Oil prices are down 55% since their peak in June 2014, and not surprisingly, most MLPs have been taken a severe beating as a result.

VLP Total Return Price Chart
VLP Total Return Price data by YCharts

Yet not only has Valero Energy Partners (NYSE: VLP) managed to avoid getting gored during this crude collapse, it's also managed to post a sizable total return that has more than tripled the general market's. Why is this MLP proving impervious to both the oil bust and the recent market correction? Well, it turns out there are three reasons why Valero Energy Partners is one of the hottest dividend growth stocks in America today and, more importantly, why its growth story is just getting started and it deserves be on your dividend-stock radar. 

Juggernaut of a sponsor 
Valero Energy Corp. (VLO 1.29%) is the world's largest independent refiner, with 15 refineries totaling 2.9 million barrels per day of capacity. It's also Valero Energy Partners' sponsor and owns 71% of its limited and subordinated units, a 2% general partner stake, and 100% of its incentive distribution rights.  

Thanks to the oil crash and its lower input prices, Valero's business is doing great these days, with its last quarter's refining margin per barrel and earnings per share up 39% and 118% year over year, respectively.

Valero Energy Corp.'s booming business gives it plenty of incentive to keep growing its assets, including $1.15 billion in new logistics infrastructure that the company plans to invest in during 2015 and 2016. Those assets, in turn, are likely to mean continued strong growth for its MLP in the years to come. 

Rock-solid business model
What is so attractive about the midstream business model is its focus on long-term fixed-fee contracted revenue, which helps to generate strong, predictable cash flows that are mostly immune from energy-price volatility. Valero Energy Partners is a perfect example, with 100% of its sales derived from fees, and protected by 10-year contracts with optional five-year extensions with Valero Energy Corp.'s subsidiaries. Better yet, these contracts all have 85% of sales guaranteed by minimum-volume-contract clauses. 

In other words, Valero Energy Corp. is taking its existing logistics infrastructure and "dropping down," or selling it, to its MLP to grow Valero Energy Partners' distributable-cash-flow asset base. Already in 2015, Valero Energy Corp. has dropped down its Houston and St. Charles terminal service business to its MLP for $671 million, as part of its planned $1 billion in drop-downs for this year. 

This one transaction alone is expected to grow the MLP's annual EBITDA by $75 million, an 86% increase over 2014's full year EBITDA. And this growth story is just getting started, because its sponsor, thanks to its enormous scale and vast and expanding logistics base, has tons of assets with which to grow its MLP's cash flows. 

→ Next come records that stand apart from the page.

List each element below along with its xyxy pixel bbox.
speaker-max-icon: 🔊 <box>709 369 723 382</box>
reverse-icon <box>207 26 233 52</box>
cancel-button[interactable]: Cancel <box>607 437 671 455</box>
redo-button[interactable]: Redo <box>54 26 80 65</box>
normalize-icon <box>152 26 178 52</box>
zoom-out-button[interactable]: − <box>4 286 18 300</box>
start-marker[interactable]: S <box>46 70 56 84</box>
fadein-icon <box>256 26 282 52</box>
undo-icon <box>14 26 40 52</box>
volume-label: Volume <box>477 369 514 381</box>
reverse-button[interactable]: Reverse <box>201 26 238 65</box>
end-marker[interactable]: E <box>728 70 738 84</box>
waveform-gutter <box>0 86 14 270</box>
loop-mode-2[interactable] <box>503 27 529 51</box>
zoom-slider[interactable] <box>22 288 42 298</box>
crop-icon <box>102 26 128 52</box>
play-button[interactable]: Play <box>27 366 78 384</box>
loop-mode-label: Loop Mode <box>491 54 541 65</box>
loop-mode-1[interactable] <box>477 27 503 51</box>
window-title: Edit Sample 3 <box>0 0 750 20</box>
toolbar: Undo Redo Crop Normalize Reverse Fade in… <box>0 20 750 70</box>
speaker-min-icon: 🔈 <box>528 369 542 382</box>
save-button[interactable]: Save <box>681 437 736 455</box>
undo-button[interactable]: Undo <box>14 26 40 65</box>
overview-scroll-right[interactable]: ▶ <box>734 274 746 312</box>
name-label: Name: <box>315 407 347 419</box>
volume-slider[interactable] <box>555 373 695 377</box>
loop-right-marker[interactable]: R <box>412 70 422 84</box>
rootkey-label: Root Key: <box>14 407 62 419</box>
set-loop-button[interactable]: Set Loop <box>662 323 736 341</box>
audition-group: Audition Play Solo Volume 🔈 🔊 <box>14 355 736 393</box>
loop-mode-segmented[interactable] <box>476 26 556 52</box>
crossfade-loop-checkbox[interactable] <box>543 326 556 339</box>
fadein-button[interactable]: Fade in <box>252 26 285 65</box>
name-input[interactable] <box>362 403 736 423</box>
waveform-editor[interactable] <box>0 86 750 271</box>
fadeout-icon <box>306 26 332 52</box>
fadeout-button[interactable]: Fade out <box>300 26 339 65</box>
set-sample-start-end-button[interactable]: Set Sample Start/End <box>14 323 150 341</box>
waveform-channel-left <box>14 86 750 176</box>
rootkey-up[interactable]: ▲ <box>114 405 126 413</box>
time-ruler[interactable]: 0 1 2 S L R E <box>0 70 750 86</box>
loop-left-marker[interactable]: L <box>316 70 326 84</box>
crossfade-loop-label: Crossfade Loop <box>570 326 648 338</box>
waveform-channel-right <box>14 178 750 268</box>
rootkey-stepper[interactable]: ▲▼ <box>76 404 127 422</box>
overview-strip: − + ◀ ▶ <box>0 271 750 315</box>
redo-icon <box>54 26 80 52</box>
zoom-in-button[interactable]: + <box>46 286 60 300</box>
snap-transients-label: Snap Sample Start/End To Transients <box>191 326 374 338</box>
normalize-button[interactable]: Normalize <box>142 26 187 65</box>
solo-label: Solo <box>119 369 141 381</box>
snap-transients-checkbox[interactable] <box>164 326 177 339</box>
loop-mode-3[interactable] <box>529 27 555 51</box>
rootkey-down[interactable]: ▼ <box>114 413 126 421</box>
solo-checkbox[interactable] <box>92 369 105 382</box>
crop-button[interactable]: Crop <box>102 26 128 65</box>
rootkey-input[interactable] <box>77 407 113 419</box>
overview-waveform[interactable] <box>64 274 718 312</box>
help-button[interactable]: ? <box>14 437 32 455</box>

Source: Valero Energy Partner investor presentation.

Unbelievable secure distribution growth potential
Income investors care mostly about two things: distribution growth and the security of the payout. Valero Energy Partners has both things in spades. 

For example, management is guiding for 25% distribution growth through 2017 and believes it can continue achieving some of the fastest payout growth in its industry -- on the order of 20% to 25% compound annual growth -- for several years after that. 

However, perhaps more importantly in a world of low oil prices, is that Valero Energy Partners' DCF is growing far faster than its payout. In fact, in its latest quarter the MLP's DCF nearly tripled compared with the second quarter of 2014, while its distribution grew by "only" 31%. That means the distribution coverage ratio, or DCR, this quarter was a rock-solid 2.17, almost double last year's Q2 DCR -- a still very impressive and secure 1.2. 

What about valuation?

MLPEnterprise Value/EBITDA
Valero Energy Partners 25.6
Phillips 66 Partners 34.4
MPLX LP 17.3
Shell Midstream Partners 36.2

Source: Yahoo! Finance.

Valero Energy Partners isn't cheap, but compared with other rapidly growing midstream MLPs, it's not excessively expensive, either; especially when you consider its competitive advantages. 

Bottom line: A midstream MLP with this kind of secure and torrid growth is worth considering at its current price
Given the stock's current yield of 2.4% compared with the S&P 500's 2.1%, stupendous payout growth potential, and bank vault-like distribution security, I think Wall Street's love affair with Valero Energy Partners is well warranted. 

In fact, this MLP's exceptional long-term growth potential is so impressive that I'm adding it to my watch list, and I urge all income investors to consider doing at least the same, if not outright opening a position at today's reasonable unit price.